Wie gut Modellauto-Piloten die Kunst des Driftens beherrschen, wird bei solchen Veranstaltungen von Wertungsrichtern beurteilt. „Style-Punkte“ gibt es unter anderem für den perfekten Driftwinkel oder wenn farblich markierte Kurvenbereiche exakt getroffen werden. In einer anderen Disziplin muss das Auto in einem Rutsch um mehr als 180 Grad gedreht und punktgenau in einer abgezirkelten Parklücke zum Stehen gebracht werden. Außerdem gibt es noch Wettbewerbe, bei denen Juroren die Optik und handwerkliche Ausführung der Modelle beurteilen.

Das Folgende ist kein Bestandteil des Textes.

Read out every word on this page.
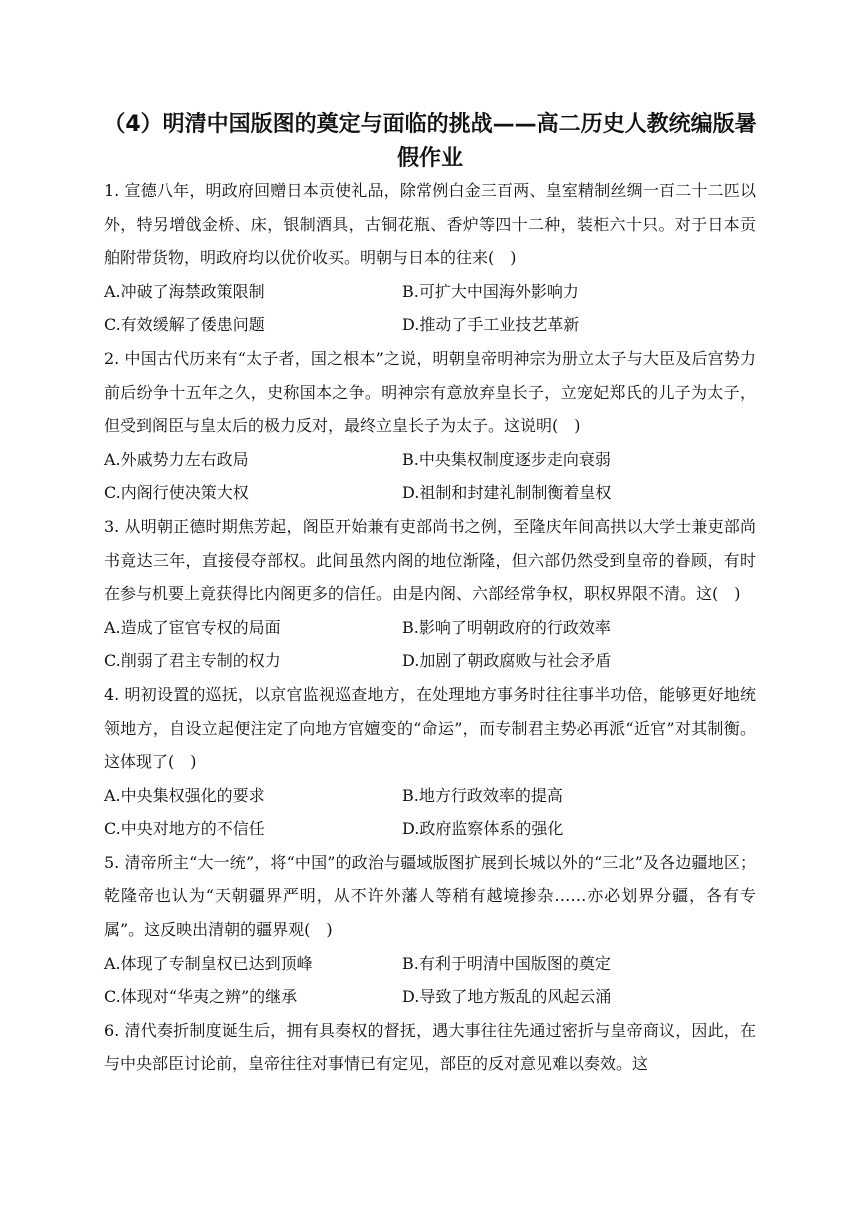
（4）明清中国版图的奠定与面临的挑战——高二历史人教统编版暑假作业
1. 宣德八年，明政府回赠日本贡使礼品，除常例白金三百两、皇室精制丝绸一百二十二匹以外，特另增戗金桥、床，银制酒具，古铜花瓶、香炉等四十二种，装柜六十只。对于日本贡舶附带货物，明政府均以优价收买。明朝与日本的往来(　)
A.冲破了海禁政策限制	B.可扩大中国海外影响力
C.有效缓解了倭患问题	D.推动了手工业技艺革新
2. 中国古代历来有“太子者，国之根本”之说，明朝皇帝明神宗为册立太子与大臣及后宫势力前后纷争十五年之久，史称国本之争。明神宗有意放弃皇长子，立宠妃郑氏的儿子为太子，但受到阁臣与皇太后的极力反对，最终立皇长子为太子。这说明(　)
A.外戚势力左右政局	B.中央集权制度逐步走向衰弱
C.内阁行使决策大权	D.祖制和封建礼制制衡着皇权
3. 从明朝正德时期焦芳起，阁臣开始兼有吏部尚书之例，至隆庆年间高拱以大学士兼吏部尚书竟达三年，直接侵夺部权。此间虽然内阁的地位渐隆，但六部仍然受到皇帝的眷顾，有时在参与机要上竟获得比内阁更多的信任。由是内阁、六部经常争权，职权界限不清。这(　)
A.造成了宦官专权的局面	B.影响了明朝政府的行政效率
C.削弱了君主专制的权力	D.加剧了朝政腐败与社会矛盾
4. 明初设置的巡抚，以京官监视巡查地方，在处理地方事务时往往事半功倍，能够更好地统领地方，自设立起便注定了向地方官嬗变的“命运”，而专制君主势必再派“近官”对其制衡。这体现了(　)
A.中央集权强化的要求	B.地方行政效率的提高
C.中央对地方的不信任	D.政府监察体系的强化
5. 清帝所主“大一统”，将“中国”的政治与疆域版图扩展到长城以外的“三北”及各边疆地区；乾隆帝也认为“天朝疆界严明，从不许外藩人等稍有越境掺杂……亦必划界分疆，各有专属”。这反映出清朝的疆界观(　)
A.体现了专制皇权已达到顶峰	B.有利于明清中国版图的奠定
C.体现对“华夷之辨”的继承	D.导致了地方叛乱的风起云涌
6. 清代奏折制度诞生后，拥有具奏权的督抚，遇大事往往先通过密折与皇帝商议，因此，在与中央部臣讨论前，皇帝往往对事情已有定见，部臣的反对意见难以奏效。这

Bevorzugte Modelle sind japanische Klassiker wie der Nissan GT-R (l.). Manch einer mag aber lieber mit einem Pick-up driften.
Bevorzugte Modelle sind japanische Klassiker wie der Nissan GT-R (l.). Manch einer mag aber lieber mit einem Pick-up driften. © Uwe Mann

Den Wettkampfgedanken wolle er bei diesem Hobby aber gar nicht so sehr betonen, sagt Krieg. „Spaß und das gemeinsame Fahren sollen im Vordergrund stehen.“ So auch bei der Messe „Modell-Hobby-Spiel“ dieses Wochenende in Leipzig. Dort werden die Drift-Freaks ein 300 Quadratmeter großes Show-Areal bespielen. Auch die sächsische Crew wird mit ihren Autos vertreten sein. „Das ist eine gute Gelegenheit, bekannter zu werden“, sagt Sven Fritzsche. „Wir müssen ja nicht der einzige RC-Drift-Club in Sachsen bleiben.“

Wer Kontakt zur ABC Drift & Offroad Crew aus Flöha knüpfen möchte, sollte das bevorzugt über Facebook tun. Auch auf Instagram ist der Klub vertreten. Die Berliner Drift-Freaks sind online hier und hier zu finden.

Kostenlos zur Messe

  • Die SZ verlost zehnmal zwei Freikarten für die Modell-Hobby-Spiel. Wer bis 28.09.2023, 24 Uhr, eine Mail mit Name, Adresse, Telefonnummer an dei Adresse [email protected] schickt, dessen Name landet im Lostopf.
  • Gewinner erhalten Codes für Onlinetickets am 29.09. per E-Mail.
  • Öffnungszeiten: Die Messe ist am 29. und 30.09. jeweils 10 bis 18 Uhr und am 1.10. 10 bis 17 Uhr geöffnet.
  • Ticketpreise: Eine Tageskarte kostet 17 Euro, ermäßigt zwölf Euro. Kinder (6 bis 12 Jahre) zahlen sechs Euro. Die Tageskarte Schule kostet ebenfalls sechs Euro, die Gruppenkarte (ab zehn Personen) elf Euro pro Person. (rnw)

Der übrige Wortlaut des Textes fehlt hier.